– Издеваешься? Шутки шуткуешь? Евтюха, заломи вору руки да вкинь в сторожку. Самозванец... Дён с пять посидишь, дак и аржаной сухарь за сдобный крендель покажется.
Комариное облачко, гудя, зависло над приставом; Наумов запоздало стегал себя ладонью по плеши и еще более сердился. На худом нервном лице словно бы проступила молочная сыворотка, в утробе черти натирали кишки дресвою, так горело с похмелья. Квасу бы монастырского из бочки, да опосля щец горячих со свининой. Так елдыга держит на юру...
Никон гордовато вскинул голову, раздул ноздри; легкий ветер-шалоник свалился из-за низкой ограды, распушил бороду монаха, разогнал комарье.
– Но-но, ты не уроси мне, – остерег Наумов. – Своевольник. Ишь ли сыскался. Он мне патриархом назвался. Блудня. Да за одни такие речи язык рвать вместях с головою!
– А ты спробуй, нечестивый. Направь нож поострее и спробуй. И морсу того кровавого испей... Ах ты, грешный, и небось тяжко тебе с ночи? – Никон участливо, уже покорясь, пообвялил тугие плечи под рясою, приклонил голову, вгляделся в страдальческое выморочное лицо полуполковника. – Вон и богатырь Сампсон ратился долгонько с вином, да не одолел. Бедный ты, бедный... Веди, коли не забоишься.
Никон завел руки за спину, хлестнул себя четками. Он почуял, как под кожаными оплечьями вериг подтекло потом, осклизло; трудно, ой трудно смирять душу. И то, что не поддался вражьему наущению, сдержался от рати и смиренно приклонил выю, как-то особенно умаслило сердце. Вот и в келье, в затворе сидит Никон, но всемогущий и всеведущий земной мир тугой попоною с головой окутывает всякого, живущего в нем, и как трудно не прокиснуть в гресех под тем запоном.
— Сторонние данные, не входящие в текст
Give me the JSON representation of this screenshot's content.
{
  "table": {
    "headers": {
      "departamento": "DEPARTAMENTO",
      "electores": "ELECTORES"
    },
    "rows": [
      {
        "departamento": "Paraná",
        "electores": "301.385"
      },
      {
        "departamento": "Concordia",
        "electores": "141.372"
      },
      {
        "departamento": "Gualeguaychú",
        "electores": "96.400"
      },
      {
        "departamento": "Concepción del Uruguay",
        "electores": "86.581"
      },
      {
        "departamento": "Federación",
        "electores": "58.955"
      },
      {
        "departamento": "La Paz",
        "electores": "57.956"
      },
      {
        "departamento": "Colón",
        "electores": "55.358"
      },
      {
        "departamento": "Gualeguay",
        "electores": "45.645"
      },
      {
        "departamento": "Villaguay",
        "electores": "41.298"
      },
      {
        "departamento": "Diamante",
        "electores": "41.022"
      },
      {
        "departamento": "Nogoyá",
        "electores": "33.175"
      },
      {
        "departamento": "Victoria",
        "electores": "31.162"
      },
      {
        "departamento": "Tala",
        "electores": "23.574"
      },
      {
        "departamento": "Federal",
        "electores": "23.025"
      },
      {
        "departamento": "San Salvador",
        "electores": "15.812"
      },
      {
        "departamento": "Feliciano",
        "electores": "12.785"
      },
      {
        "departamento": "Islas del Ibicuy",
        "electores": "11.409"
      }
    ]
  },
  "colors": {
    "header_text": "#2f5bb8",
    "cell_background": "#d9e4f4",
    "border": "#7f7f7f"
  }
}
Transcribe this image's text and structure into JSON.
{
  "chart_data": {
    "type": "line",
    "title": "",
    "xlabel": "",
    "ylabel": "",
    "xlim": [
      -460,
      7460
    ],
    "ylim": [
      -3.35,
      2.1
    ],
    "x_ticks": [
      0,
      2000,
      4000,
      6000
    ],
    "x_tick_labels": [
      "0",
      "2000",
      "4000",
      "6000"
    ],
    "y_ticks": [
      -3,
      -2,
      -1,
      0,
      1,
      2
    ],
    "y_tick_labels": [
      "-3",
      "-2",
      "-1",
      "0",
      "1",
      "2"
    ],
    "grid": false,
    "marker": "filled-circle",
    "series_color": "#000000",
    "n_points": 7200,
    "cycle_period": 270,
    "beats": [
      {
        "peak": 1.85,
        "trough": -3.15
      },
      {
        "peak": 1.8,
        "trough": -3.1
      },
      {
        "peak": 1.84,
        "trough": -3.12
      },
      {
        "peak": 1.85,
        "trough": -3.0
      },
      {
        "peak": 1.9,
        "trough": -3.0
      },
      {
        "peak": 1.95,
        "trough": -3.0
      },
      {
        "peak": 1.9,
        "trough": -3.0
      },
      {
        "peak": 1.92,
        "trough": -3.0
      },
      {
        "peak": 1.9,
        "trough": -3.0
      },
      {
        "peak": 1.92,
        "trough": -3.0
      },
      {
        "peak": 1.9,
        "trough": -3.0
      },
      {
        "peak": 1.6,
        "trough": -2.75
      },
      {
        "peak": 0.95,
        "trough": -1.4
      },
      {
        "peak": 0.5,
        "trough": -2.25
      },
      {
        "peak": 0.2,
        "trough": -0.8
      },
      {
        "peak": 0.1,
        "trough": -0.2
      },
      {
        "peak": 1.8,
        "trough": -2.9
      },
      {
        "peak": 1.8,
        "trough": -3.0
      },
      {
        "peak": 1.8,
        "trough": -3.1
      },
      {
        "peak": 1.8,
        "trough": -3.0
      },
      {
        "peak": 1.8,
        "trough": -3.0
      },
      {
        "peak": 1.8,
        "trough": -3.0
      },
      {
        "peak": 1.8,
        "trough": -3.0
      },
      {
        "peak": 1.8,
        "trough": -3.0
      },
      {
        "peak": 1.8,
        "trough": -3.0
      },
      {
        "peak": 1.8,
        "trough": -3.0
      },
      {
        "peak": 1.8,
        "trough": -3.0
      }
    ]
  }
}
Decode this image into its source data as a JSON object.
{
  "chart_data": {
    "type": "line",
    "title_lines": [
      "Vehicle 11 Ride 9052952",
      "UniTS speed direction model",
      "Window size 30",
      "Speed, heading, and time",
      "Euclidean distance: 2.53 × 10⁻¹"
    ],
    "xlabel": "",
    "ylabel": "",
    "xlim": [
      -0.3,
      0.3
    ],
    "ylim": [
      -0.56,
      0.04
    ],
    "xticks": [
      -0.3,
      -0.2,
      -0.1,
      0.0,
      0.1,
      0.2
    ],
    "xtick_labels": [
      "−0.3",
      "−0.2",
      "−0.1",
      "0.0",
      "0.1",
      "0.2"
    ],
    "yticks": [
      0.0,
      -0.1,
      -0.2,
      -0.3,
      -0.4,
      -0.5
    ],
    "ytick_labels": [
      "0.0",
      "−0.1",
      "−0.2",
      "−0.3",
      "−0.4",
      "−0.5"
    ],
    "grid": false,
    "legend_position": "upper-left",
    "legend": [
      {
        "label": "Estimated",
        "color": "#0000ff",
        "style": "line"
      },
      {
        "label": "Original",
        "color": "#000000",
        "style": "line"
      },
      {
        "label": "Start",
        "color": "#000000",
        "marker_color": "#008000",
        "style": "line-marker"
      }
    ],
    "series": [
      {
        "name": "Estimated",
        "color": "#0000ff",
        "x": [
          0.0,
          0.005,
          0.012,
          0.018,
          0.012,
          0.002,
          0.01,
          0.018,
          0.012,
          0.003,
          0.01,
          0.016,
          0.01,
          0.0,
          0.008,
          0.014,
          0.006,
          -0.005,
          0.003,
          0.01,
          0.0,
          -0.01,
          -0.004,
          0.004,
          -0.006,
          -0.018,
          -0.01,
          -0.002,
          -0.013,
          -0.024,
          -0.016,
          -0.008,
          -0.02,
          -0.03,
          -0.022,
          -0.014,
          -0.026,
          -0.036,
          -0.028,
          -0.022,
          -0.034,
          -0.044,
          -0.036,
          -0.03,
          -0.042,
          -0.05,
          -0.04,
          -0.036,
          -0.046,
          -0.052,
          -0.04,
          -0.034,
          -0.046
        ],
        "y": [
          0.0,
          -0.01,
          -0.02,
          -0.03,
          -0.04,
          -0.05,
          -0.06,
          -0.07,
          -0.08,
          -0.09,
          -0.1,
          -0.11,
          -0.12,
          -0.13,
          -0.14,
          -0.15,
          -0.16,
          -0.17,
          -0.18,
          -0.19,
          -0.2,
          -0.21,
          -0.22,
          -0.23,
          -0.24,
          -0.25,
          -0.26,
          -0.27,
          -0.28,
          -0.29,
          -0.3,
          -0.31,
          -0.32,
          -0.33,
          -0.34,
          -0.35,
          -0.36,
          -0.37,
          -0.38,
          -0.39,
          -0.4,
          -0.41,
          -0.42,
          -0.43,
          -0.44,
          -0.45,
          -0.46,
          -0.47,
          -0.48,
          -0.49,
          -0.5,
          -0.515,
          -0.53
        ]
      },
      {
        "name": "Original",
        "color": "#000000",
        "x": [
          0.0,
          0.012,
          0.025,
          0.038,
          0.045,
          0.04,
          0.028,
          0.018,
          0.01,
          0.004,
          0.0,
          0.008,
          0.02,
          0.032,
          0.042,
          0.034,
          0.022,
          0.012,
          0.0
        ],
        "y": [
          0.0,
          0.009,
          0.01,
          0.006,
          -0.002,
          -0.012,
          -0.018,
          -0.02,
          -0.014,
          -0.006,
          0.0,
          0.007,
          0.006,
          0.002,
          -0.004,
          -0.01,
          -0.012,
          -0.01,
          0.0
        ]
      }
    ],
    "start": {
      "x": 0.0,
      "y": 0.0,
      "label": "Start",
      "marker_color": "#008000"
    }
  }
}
Наумов подрастерялся, нерешительно взглянул на стрельца. Но куда деваться? Отступать некуда. Встряхнул головою и с какой-то тоскою в голосе повторил:
– Чего тянешь, садова голова? Веди вора в сторожку, да запри на хлеб-воду. И пусть сквасится там, блин гретый, пока царю повинную голову не снесет.
– Вот ты меня унизить собрался, – рассмеялся вдруг Никон. – Досадитель ты мой, того не поймешь, что солнышко с небес помелом не сгонишь. Простая ты душа, Степан Григорьевич.
Евтюха выпроводил вахтера-чернца из сторожки, завел опального в каменную келеицу, напоследок пихнув в спину ратовищем бердыша, запер за Никоном дверь. Но и до полдневной выти не страдал под замком монах. Поймал пристава архимандрит Иосиф и нашептал с опаскою: «Зря ты струнишь затворника. Слухи идут с Москвы: Никона прочат в папы». – «Вот и стану вдвойне и втройне гнести еретика. Сам сблудил в трех соснах и нас в геенну тянет. Уж и неведомо, какому Богу молиться и сколько тех Богов. Намазали всяк своего. Что ни деревня – то вера, что ни село – согласие. И ты, Иосиф, подпал, гляжу, под смущение, в своем монастыре уже не хозяин. Дай потачки Никону, он и тебя подпятит, будешь за ним ночные горшки охичивать». – «Степан Григорьевич, – взмолился Иосиф, – и что ты на меня взъелся, как борзой кобель? Только шерсть летит клочьями. Видит Бог, ничего я тебе не говаривал. Да и посмотри на меня, гож ли тебе в советчики? Зрение уж потухло, и худо слышу, и едва брожу...»
С тем и расскочились. Вышел пристав из архимандричьей кельи: монастырский двор золотисто желт от яростного солнца, по небу лениво сплывают к окоему кучерявые барашки, стучат плотничьи топоры, ладят новые кельи для братии, чайки орут, с Бородаевского озера щекотной прохладою доносит. Помедлил пристав на крыльце, покачался с пятки на носок, а решившись, отправился к сторожке, открыл дверцу, крикнул пригрубо в глубину темной кельи: «Выходи, блин гретый! Ради погожего дня прощен будеши... Но смотри мне».